1× SSRF in lazyllm/tools/train_service/serve.py:752 requests.get(data_path) where data_path = job.training_dataset[0].dataset_download_uri Real if the train-job submission is exposed to untrusted users; gated to operator-submitted job configs today.
dangerous-globals-use Dispatch / plugin patterns By-design
dynamic-urllib, 2× insecure-hash URL-builder / non-crypto digest patterns Typically the safe case

Patterns observed

A 16-site pull_request_target cluster is the cleanest single-finding example yet for “this is one architectural pattern, not 16 separate things.” Across the series the worst-case raw count for any one class on one repo had been the SQL-identifier cluster at 139 sites in three files on ReMe. The workflow cluster here is concentrated even more — all 16 are in one file, every job uses the same dangerous shape. A two-workflow split fixes all 16 at once. The class itself isn’t novel (we’ve covered it three times already) but the concentration is.
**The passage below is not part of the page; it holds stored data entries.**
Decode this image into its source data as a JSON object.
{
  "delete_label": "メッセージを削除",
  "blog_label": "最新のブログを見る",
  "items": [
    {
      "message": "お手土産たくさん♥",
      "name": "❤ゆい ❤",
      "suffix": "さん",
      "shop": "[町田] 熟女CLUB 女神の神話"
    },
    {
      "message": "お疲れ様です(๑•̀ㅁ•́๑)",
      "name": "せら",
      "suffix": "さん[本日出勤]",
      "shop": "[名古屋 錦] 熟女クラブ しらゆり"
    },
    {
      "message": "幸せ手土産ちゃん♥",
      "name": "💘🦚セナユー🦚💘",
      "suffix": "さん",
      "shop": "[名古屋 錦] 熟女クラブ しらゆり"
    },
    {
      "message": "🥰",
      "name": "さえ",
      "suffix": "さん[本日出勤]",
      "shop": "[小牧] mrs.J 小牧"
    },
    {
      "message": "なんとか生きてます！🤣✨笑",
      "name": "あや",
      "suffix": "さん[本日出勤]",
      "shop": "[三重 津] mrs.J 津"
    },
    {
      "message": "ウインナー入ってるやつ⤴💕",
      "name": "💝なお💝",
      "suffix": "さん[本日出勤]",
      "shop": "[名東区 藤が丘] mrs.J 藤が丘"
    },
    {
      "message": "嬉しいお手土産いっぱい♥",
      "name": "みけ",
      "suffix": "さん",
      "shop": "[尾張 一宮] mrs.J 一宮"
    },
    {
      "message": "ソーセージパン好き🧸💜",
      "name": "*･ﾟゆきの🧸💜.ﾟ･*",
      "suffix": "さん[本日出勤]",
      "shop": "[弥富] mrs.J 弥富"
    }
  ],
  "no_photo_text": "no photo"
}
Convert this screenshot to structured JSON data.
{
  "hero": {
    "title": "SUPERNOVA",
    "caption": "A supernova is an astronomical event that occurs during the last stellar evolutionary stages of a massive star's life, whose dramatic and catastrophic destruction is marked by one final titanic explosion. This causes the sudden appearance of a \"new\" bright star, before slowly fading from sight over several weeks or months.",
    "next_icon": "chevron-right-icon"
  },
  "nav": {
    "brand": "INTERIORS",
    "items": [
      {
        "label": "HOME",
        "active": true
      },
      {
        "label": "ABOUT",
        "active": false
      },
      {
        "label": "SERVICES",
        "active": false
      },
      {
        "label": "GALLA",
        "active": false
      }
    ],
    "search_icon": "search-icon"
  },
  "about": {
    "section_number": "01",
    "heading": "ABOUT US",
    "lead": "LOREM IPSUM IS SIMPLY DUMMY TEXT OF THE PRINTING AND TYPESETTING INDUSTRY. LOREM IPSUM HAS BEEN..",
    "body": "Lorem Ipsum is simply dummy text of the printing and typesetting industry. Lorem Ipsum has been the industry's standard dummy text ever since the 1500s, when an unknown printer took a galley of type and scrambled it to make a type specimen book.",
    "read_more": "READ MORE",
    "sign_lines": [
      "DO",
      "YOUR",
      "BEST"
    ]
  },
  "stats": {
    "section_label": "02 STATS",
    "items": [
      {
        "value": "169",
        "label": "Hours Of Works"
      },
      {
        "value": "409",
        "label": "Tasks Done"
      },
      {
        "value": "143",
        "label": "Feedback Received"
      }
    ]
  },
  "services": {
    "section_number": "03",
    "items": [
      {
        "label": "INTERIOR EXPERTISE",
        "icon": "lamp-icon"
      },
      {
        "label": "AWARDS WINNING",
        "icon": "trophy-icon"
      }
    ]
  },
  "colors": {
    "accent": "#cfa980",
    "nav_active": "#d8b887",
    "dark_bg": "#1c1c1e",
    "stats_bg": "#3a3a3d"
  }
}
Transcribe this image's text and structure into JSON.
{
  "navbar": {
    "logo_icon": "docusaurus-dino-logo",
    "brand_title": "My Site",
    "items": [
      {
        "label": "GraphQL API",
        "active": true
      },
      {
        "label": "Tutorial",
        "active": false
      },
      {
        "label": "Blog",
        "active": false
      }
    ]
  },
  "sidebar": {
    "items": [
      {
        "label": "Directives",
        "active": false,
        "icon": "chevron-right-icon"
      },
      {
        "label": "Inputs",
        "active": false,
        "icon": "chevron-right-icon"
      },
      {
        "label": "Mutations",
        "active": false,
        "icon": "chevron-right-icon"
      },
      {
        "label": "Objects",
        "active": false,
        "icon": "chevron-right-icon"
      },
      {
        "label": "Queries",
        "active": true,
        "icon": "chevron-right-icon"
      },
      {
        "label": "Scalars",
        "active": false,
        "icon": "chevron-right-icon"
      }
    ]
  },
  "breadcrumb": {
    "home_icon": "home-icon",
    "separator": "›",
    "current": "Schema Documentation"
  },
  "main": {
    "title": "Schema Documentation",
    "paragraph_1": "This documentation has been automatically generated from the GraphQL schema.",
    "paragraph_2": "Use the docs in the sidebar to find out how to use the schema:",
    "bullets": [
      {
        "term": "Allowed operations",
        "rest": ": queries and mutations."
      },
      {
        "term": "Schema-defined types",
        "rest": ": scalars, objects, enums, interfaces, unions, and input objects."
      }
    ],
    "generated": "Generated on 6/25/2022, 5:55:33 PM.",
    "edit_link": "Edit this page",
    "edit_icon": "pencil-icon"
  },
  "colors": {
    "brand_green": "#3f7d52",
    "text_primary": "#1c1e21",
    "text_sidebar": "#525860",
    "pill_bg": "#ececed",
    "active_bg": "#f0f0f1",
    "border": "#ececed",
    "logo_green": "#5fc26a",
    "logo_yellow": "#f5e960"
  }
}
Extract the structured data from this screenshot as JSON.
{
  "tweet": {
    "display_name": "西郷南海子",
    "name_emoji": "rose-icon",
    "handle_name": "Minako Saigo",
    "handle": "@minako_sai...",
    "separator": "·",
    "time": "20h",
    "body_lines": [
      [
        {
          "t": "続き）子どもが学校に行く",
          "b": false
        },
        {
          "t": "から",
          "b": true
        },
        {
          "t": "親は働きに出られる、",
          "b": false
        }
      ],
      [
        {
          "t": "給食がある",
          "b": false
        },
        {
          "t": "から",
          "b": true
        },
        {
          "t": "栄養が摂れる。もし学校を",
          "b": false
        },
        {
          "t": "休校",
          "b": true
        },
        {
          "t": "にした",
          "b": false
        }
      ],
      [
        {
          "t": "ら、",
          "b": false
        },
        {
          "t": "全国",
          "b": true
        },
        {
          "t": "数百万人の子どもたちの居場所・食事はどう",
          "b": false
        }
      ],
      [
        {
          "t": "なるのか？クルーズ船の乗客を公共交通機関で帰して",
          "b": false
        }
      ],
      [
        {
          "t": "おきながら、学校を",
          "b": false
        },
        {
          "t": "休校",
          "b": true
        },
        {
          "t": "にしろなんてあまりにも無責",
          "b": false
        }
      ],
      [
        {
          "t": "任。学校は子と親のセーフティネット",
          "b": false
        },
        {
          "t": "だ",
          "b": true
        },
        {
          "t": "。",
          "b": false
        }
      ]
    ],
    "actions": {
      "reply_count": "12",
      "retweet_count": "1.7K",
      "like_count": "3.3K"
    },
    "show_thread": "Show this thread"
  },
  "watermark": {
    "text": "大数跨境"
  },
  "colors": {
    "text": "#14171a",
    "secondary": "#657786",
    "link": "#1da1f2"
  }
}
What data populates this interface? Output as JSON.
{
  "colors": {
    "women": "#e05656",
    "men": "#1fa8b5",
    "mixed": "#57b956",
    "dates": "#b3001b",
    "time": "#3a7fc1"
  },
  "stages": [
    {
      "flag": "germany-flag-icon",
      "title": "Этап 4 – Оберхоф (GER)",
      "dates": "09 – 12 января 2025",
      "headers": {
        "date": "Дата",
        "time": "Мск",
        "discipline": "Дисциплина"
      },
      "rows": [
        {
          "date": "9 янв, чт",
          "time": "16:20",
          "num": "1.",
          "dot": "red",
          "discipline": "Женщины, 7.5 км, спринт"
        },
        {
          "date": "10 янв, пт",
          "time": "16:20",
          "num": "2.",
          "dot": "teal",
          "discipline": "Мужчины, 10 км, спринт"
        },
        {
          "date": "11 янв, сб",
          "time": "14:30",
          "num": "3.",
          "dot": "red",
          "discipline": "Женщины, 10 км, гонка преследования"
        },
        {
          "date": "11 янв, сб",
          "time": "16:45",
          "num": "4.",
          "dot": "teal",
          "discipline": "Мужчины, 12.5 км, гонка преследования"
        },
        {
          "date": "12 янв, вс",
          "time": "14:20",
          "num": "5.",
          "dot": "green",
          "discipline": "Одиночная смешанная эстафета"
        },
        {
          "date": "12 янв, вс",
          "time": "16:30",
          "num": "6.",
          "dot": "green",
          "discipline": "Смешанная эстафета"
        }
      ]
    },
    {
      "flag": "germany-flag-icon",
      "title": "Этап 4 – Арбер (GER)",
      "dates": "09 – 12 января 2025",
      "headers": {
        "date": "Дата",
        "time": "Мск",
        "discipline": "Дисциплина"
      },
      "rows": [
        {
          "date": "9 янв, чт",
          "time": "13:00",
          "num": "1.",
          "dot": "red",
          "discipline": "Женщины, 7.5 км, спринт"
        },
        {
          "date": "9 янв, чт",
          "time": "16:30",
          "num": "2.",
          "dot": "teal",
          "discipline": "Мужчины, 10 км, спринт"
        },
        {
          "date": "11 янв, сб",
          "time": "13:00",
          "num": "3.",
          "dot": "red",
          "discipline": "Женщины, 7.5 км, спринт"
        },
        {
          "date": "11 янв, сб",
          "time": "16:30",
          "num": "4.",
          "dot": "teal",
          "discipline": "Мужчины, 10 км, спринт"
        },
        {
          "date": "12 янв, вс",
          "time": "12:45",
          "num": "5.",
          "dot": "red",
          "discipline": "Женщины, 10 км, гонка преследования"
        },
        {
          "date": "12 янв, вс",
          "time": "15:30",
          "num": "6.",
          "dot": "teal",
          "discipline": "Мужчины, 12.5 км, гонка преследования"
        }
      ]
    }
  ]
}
Corporate backing changes the disclosure calculus more than a published SECURITY.md does. LazyLLM has no SECURITY.md and no PVR enabled; the strict-norm heuristic (presence of SECURITY.md) would have routed today’s curation toward a single public courtesy issue. The dispositive signal turned out to be the top-committer email (@sensetime.com) — a clear corporate disclosure target — together with the severity of two specific findings. The methodology lesson worth adding: severity overrides the heuristic when no formal channel exists. Two findings warranted private disclosure regardless of whether the repo had advertised a channel; the existence of a corporate address made it concretely possible.

The “calculator tool that evals” finding is a teaching moment. Among the LLM-agent-security articles that get cited most often, the example pattern is exactly def forward(exp): return eval(exp). That pattern shipping in a 3.8k-star framework as a registered agent tool is what people mean when they say “the well-known classes show up in real codebases continuously.” Filed in the public post because the pattern is widely-documented; the actionable shape (simpleeval / ast.literal_eval) is one line of code per call site.

Notes on the tool

Disclosure timeline

Reproduce

git clone https://github.com/elfrost/ai-patchlab
cd ai-patchlab
pip install -e ".[dev]"
python scanner/run_scan.py \
  --from-git-url "https://github.com/LazyAGI/LazyLLM" \
  --reports-dir reports/lazyagi-lazyllm \
  --min-severity medium \
  --ignore-samples

External tools (Semgrep, Gitleaks, Trivy, pip-audit) need to be installed separately — see the project README.